Nas horas em que nenhuma beleza é terna, junto os cacos, corrompo companhias familiares e organizo a memória do filho da puta em questão para que ele descanse em paz, que engula em dobro a angústia aqui (jamais) retratada. Obsessão, gota por gota. A inimiga que sabe quem eu sou, acompanhada demais enquanto não perco tempo.

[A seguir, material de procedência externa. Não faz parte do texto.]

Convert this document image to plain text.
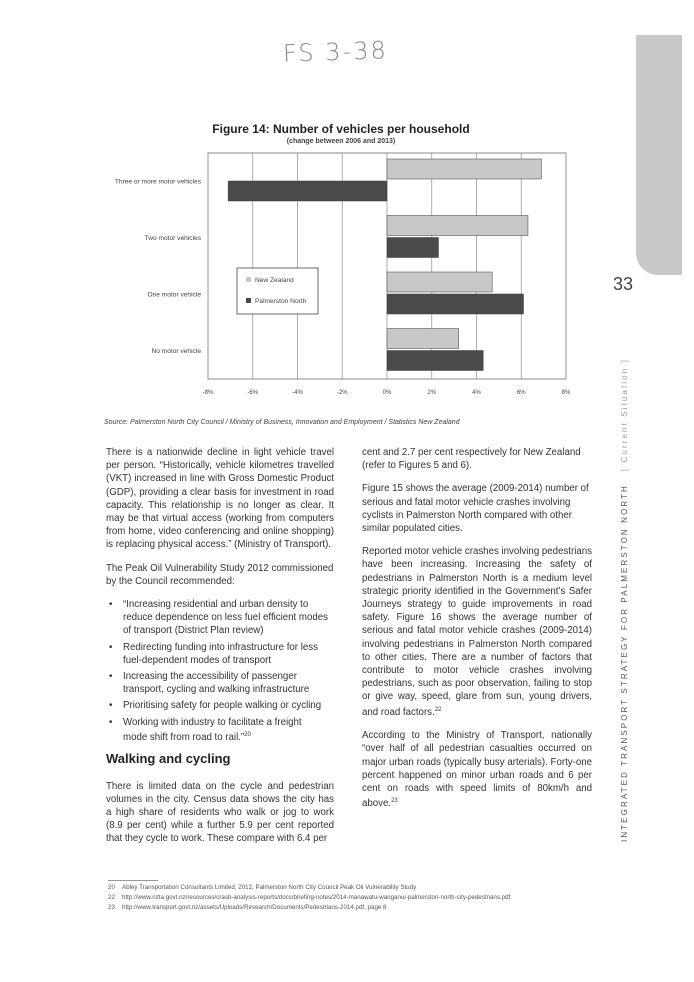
FS 3-38
33
INTEGRATED TRANSPORT STRATEGY FOR PALMERSTON NORTH   [ Current Situation ]
Figure 14: Number of vehicles per household
(change between 2006 and 2013)
-8%	-6%	-4%	-2%	0%	2%	4%	6%	8%
Three or more motor vehicles
Two motor vehicles
One motor vehicle
No motor vehicle
New Zealand
Palmerston North
Source: Palmerston North City Council / Ministry of Business, Innovation and Employment / Statistics New Zealand

There is a nationwide decline in light vehicle travel per person. “Historically, vehicle kilometres travelled (VKT) increased in line with Gross Domestic Product (GDP), providing a clear basis for investment in road capacity. This relationship is no longer as clear. It may be that virtual access (working from computers from home, video conferencing and online shopping) is replacing physical access.” (Ministry of Transport).

The Peak Oil Vulnerability Study 2012 commissioned by the Council recommended:

• “Increasing residential and urban density to reduce dependence on less fuel efficient modes of transport (District Plan review)
• Redirecting funding into infrastructure for less fuel-dependent modes of transport
• Increasing the accessibility of passenger transport, cycling and walking infrastructure
• Prioritising safety for people walking or cycling
• Working with industry to facilitate a freight mode shift from road to rail.”$^{20}$
Walking and cycling

There is limited data on the cycle and pedestrian volumes in the city. Census data shows the city has a high share of residents who walk or jog to work (8.9 per cent) while a further 5.9 per cent reported that they cycle to work. These compare with 6.4 per

cent and 2.7 per cent respectively for New Zealand (refer to Figures 5 and 6).

Figure 15 shows the average (2009-2014) number of serious and fatal motor vehicle crashes involving cyclists in Palmerston North compared with other similar populated cities.

Reported motor vehicle crashes involving pedestrians have been increasing. Increasing the safety of pedestrians in Palmerston North is a medium level strategic priority identified in the Government’s Safer Journeys strategy to guide improvements in road safety. Figure 16 shows the average number of serious and fatal motor vehicle crashes (2009-2014) involving pedestrians in Palmerston North compared to other cities. There are a number of factors that contribute to motor vehicle crashes involving pedestrians, such as poor observation, failing to stop or give way, speed, glare from sun, young drivers, and road factors.$^{22}$

According to the Ministry of Transport, nationally “over half of all pedestrian casualties occurred on major urban roads (typically busy arterials). Forty-one percent happened on minor urban roads and 6 per cent on roads with speed limits of 80km/h and above.$^{23}$

20 Abley Transportation Consultants Limited, 2012, Palmerston North City Council Peak Oil Vulnerability Study
22 http://www.nzta.govt.nz/resources/crash-analysis-reports/docs/briefing-notes/2014-manawatu-wanganui-palmerston-north-city-pedestrians.pdf
23 http://www.transport.govt.nz/assets/Uploads/Research/Documents/Pedestrians-2014.pdf, page 8
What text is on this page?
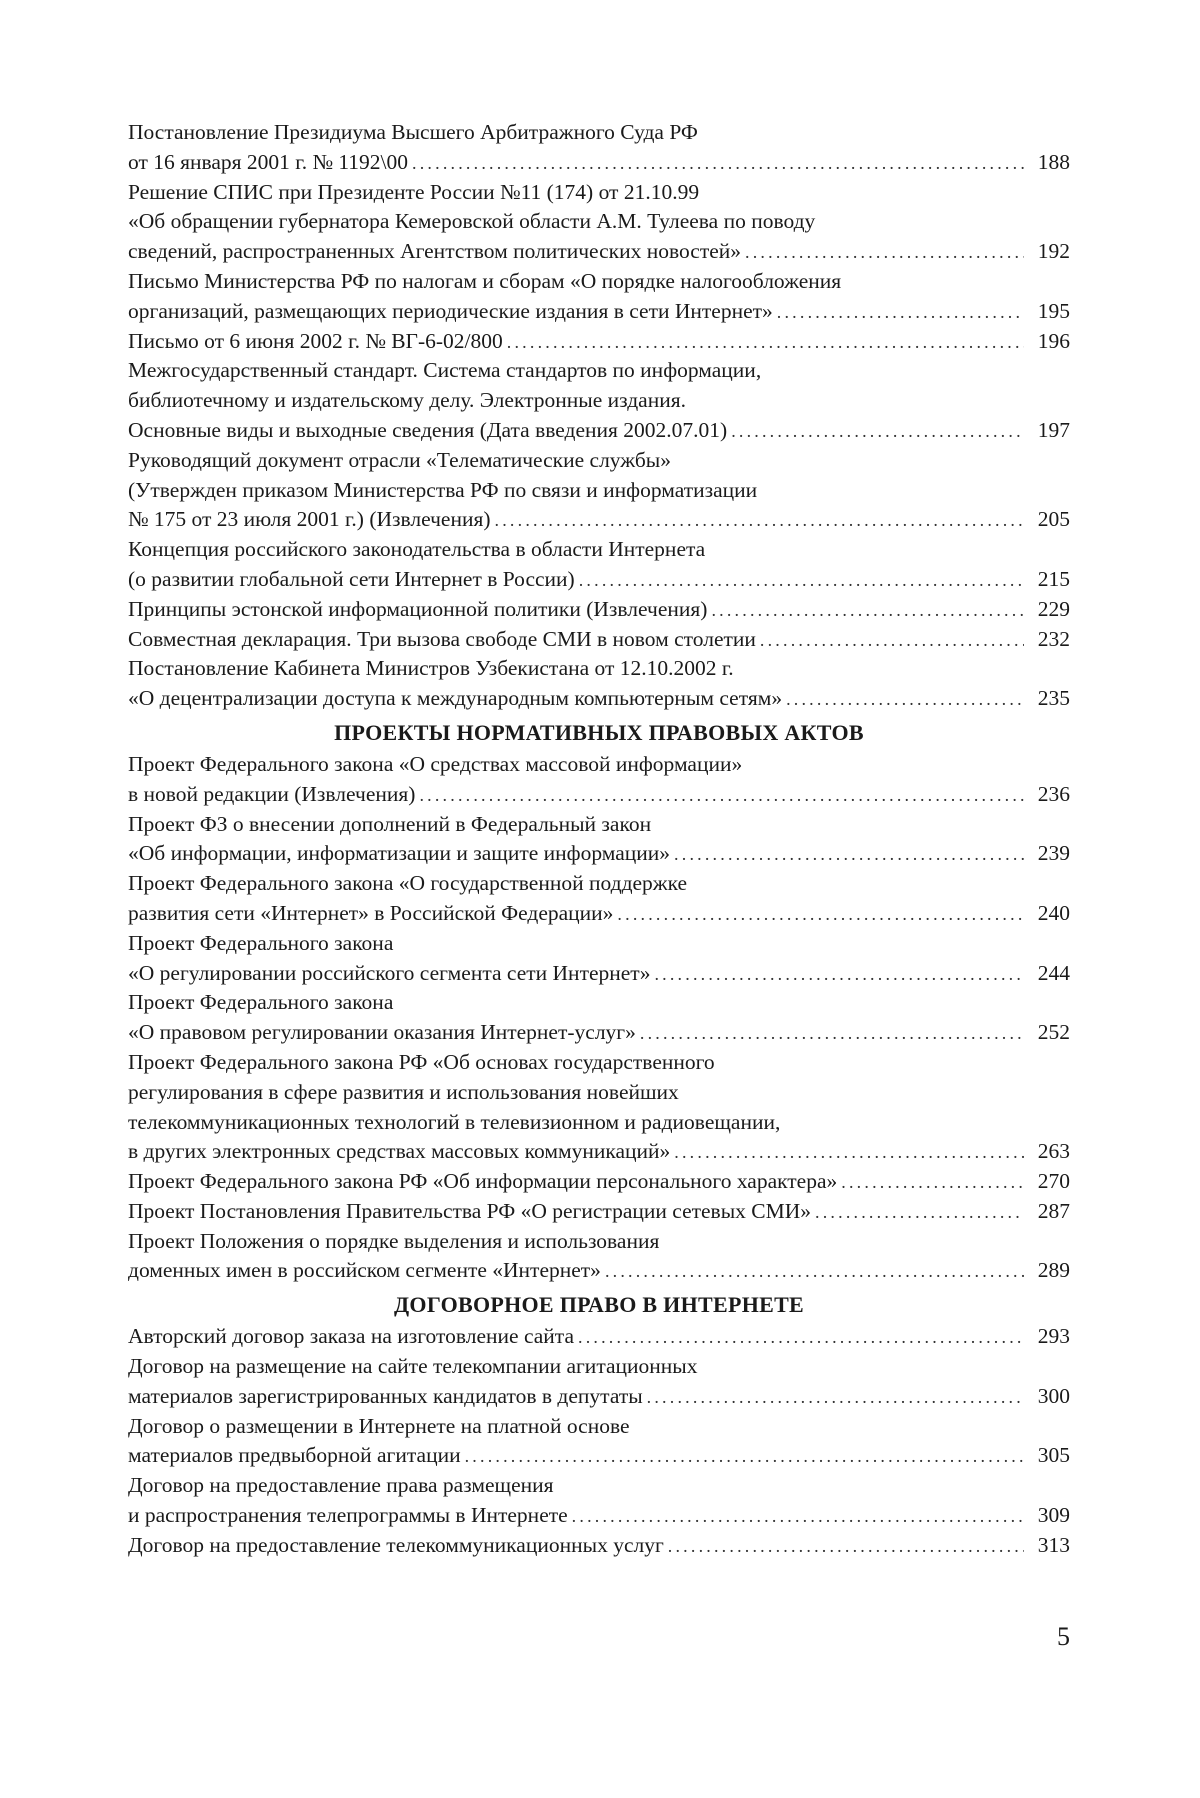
Постановление Президиума Высшего Арбитражного Суда РФ
от 16 января 2001 г. № 1192\00 .....	188
Решение СПИС при Президенте России №11 (174) от 21.10.99
«Об обращении губернатора Кемеровской области А.М. Тулеева по поводу
сведений, распространенных Агентством политических новостей» .....	192
Письмо Министерства РФ по налогам и сборам «О порядке налогообложения
организаций, размещающих периодические издания в сети Интернет» .....	195
Письмо от 6 июня 2002 г. № ВГ-6-02/800 .....	196
Межгосударственный стандарт. Система стандартов по информации,
библиотечному и издательскому делу. Электронные издания.
Основные виды и выходные сведения (Дата введения 2002.07.01) .....	197
Руководящий документ отрасли «Телематические службы»
(Утвержден приказом Министерства РФ по связи и информатизации
№ 175 от 23 июля 2001 г.) (Извлечения) .....	205
Концепция российского законодательства в области Интернета
(о развитии глобальной сети Интернет в России) .....	215
Принципы эстонской информационной политики (Извлечения) .....	229
Совместная декларация. Три вызова свободе СМИ в новом столетии .....	232
Постановление Кабинета Министров Узбекистана от 12.10.2002 г.
«О децентрализации доступа к международным компьютерным сетям» .....	235
ПРОЕКТЫ НОРМАТИВНЫХ ПРАВОВЫХ АКТОВ
Проект Федерального закона «О средствах массовой информации»
в новой редакции (Извлечения) .....	236
Проект ФЗ о внесении дополнений в Федеральный закон
«Об информации, информатизации и защите информации» .....	239
Проект Федерального закона «О государственной поддержке
развития сети «Интернет» в Российской Федерации» .....	240
Проект Федерального закона
«О регулировании российского сегмента сети Интернет» .....	244
Проект Федерального закона
«О правовом регулировании оказания Интернет-услуг» .....	252
Проект Федерального закона РФ «Об основах государственного
регулирования в сфере развития и использования новейших
телекоммуникационных технологий в телевизионном и радиовещании,
в других электронных средствах массовых коммуникаций» .....	263
Проект Федерального закона РФ «Об информации персонального характера» .....	270
Проект Постановления Правительства РФ «О регистрации сетевых СМИ» .....	287
Проект Положения о порядке выделения и использования
доменных имен в российском сегменте «Интернет» .....	289
ДОГОВОРНОЕ ПРАВО В ИНТЕРНЕТЕ
Авторский договор заказа на изготовление сайта .....	293
Договор на размещение на сайте телекомпании агитационных
материалов зарегистрированных кандидатов в депутаты .....	300
Договор о размещении в Интернете на платной основе
материалов предвыборной агитации .....	305
Договор на предоставление права размещения
и распространения телепрограммы в Интернете .....	309
Договор на предоставление телекоммуникационных услуг .....	313
5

As bebedeiras, os dias, as noites, o dinheiro gasto, tudo isso me faz lembrar tal displicência em relação ao outro; falta de educação e tato, uma quase confiança travestida de falso altruísmo gritante: revelação de desequilíbrio que pula das órbitas. Pobres de nós, mortais, seres de um mundo que caiu no esquecimento. Com um teor alcoólico mediano, após mesa de bar, afirmo aquela verdade que diz: estamos sós no mesmo barco, cada um por si, não conte comigo, estarei sozinho com a minha cabeça sobre o travesseiro.

Acendi outro cigarro, querida. Abandonei uma festa muito antes de sair de casa; é que as pernas cansadas e os olhos de sonos seculares me impossibilitaram mastigar diálogos com personas momentâneas em êxtase. No meu quarto sou vivo e tenho voz. Eu havia pintado no rosto de alguém um inimigo gratuito, mas acabei simpatizando com ele. Eu, que não guardo rancores e ao experimentar o prato frio da vingança, não encontro cor em sentimento tão banal – mesmo com o peito a descoberto. O que vos escrevo é apenas uma dose de emancipação doméstica. Cedinho, de pé, rumo ao ganha pão. Tarde da noite, de volta, estou presente na capital subdesenvolvida: realidade que nos pertence, sem fugas, meandros – tornando plástica a memória e as frustrações bem resolvidas (e aniquiladas) dos deuses semanais de salvação.
Não cito nomes por pudor que me trará arrependimentos. Então esqueço a seleção musical para corações desajustados. Tranco as portas, reinicio a lembrança de quem aqui esteve, partiu e foi embora. Já não me aproximo. Escuto ao longe os comentários venenosos. Sob a névoa fugaz da dança, o monstrinho cuspiu na própria face, erradicou retribuições amorosas e encerrou o assunto. Durante a dança ele me observa. Não devo prenunciar outro tapa na cara, meu sonho, talvez em vão, não se redime com mãos zombeteiras em direção ao céu. Céu de lápide, carnívoro.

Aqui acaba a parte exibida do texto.